- Meropi Location within Greece
- Coordinates: 40°1′49″N 20°28′52″E﻿ / ﻿40.03028°N 20.48111°E
- Country: Greece
- Administrative region: Epirus
- Regional unit: Ioannina
- Municipality: Pogoni
- Municipal unit: Ano Pogoni
- Elevation: 845 m (2,772 ft)

Population (2021)
- • Community: 56
- Time zone: UTC+2 (EET)
- • Summer (DST): UTC+3 (EEST)

= Meropi, Ioannina =

Meropi (Μερόπη, before 1928: Ρουμπάτες, Roumpates) is a settlement in Ioannina regional unit, Epirus, Greece.

== Name ==
The toponym is derived from the surname Roumpatis; it is a plural formation to indicate members of a family and the place where they settled.
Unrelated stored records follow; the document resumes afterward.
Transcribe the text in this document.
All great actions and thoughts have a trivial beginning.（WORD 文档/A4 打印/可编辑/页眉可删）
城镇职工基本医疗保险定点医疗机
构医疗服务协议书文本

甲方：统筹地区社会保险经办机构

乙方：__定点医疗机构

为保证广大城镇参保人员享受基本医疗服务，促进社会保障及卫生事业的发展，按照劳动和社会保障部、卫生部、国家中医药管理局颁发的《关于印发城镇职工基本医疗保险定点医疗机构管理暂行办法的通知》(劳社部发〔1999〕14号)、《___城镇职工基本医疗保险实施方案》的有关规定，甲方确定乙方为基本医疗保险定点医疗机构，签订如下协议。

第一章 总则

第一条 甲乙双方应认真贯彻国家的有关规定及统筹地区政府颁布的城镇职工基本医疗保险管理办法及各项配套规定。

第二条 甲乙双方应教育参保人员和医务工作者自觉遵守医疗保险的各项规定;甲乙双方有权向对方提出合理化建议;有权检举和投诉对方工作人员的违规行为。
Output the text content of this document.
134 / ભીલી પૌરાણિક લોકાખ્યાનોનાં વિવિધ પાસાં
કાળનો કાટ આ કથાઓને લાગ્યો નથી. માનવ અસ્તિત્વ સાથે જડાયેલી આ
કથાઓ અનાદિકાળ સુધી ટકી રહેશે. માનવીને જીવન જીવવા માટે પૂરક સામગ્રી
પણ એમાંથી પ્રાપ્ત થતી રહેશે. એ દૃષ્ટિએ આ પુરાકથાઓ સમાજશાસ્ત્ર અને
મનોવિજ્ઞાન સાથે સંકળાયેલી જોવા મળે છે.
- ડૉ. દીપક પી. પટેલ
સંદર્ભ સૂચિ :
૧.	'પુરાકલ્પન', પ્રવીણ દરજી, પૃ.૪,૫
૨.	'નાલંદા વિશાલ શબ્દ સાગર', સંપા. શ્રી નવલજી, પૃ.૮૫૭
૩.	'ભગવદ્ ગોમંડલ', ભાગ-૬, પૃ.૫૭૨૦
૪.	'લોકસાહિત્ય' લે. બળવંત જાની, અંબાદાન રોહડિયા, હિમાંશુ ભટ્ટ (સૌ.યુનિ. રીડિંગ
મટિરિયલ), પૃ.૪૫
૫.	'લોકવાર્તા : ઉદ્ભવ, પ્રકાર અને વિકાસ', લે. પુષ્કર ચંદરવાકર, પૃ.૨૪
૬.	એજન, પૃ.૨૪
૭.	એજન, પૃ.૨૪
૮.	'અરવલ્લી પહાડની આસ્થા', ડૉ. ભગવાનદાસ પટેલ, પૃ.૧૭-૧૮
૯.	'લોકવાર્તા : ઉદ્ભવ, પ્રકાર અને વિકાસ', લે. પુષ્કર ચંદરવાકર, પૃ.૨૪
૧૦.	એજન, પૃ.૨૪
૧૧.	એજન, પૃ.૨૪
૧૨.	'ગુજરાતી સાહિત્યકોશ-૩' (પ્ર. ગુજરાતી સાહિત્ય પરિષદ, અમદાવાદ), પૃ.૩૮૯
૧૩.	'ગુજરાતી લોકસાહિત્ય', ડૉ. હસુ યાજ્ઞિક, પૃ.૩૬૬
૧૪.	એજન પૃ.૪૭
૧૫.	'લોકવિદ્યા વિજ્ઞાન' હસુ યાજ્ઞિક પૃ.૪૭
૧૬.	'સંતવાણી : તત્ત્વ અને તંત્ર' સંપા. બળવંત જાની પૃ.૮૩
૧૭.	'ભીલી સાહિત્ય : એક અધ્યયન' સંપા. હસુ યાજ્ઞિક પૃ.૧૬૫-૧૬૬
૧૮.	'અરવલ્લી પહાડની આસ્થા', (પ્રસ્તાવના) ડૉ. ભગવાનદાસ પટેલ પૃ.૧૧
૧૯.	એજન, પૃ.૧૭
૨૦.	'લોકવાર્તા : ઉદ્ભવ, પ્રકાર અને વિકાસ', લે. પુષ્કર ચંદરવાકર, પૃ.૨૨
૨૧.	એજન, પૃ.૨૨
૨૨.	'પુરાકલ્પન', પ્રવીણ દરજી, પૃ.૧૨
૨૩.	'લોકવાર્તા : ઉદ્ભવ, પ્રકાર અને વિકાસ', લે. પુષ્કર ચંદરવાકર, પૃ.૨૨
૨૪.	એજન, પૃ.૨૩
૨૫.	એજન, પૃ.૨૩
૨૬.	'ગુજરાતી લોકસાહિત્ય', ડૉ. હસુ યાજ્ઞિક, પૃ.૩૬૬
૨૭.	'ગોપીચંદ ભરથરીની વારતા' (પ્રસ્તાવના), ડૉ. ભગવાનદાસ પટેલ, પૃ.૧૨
Roumpatis stems from the surname Roumpos and the Albanian suffix -at(i) where, in addition to forming ethnonyms, it is used to denote members of a family.

The surname Roumpos stems from the Greek Epirote word roumos meaning 'withered man, small-boned', and alongside another similar term, the Greek Epirote rombos meaning 'knot, the fist', stems from the Slavic rombъ 'rag'.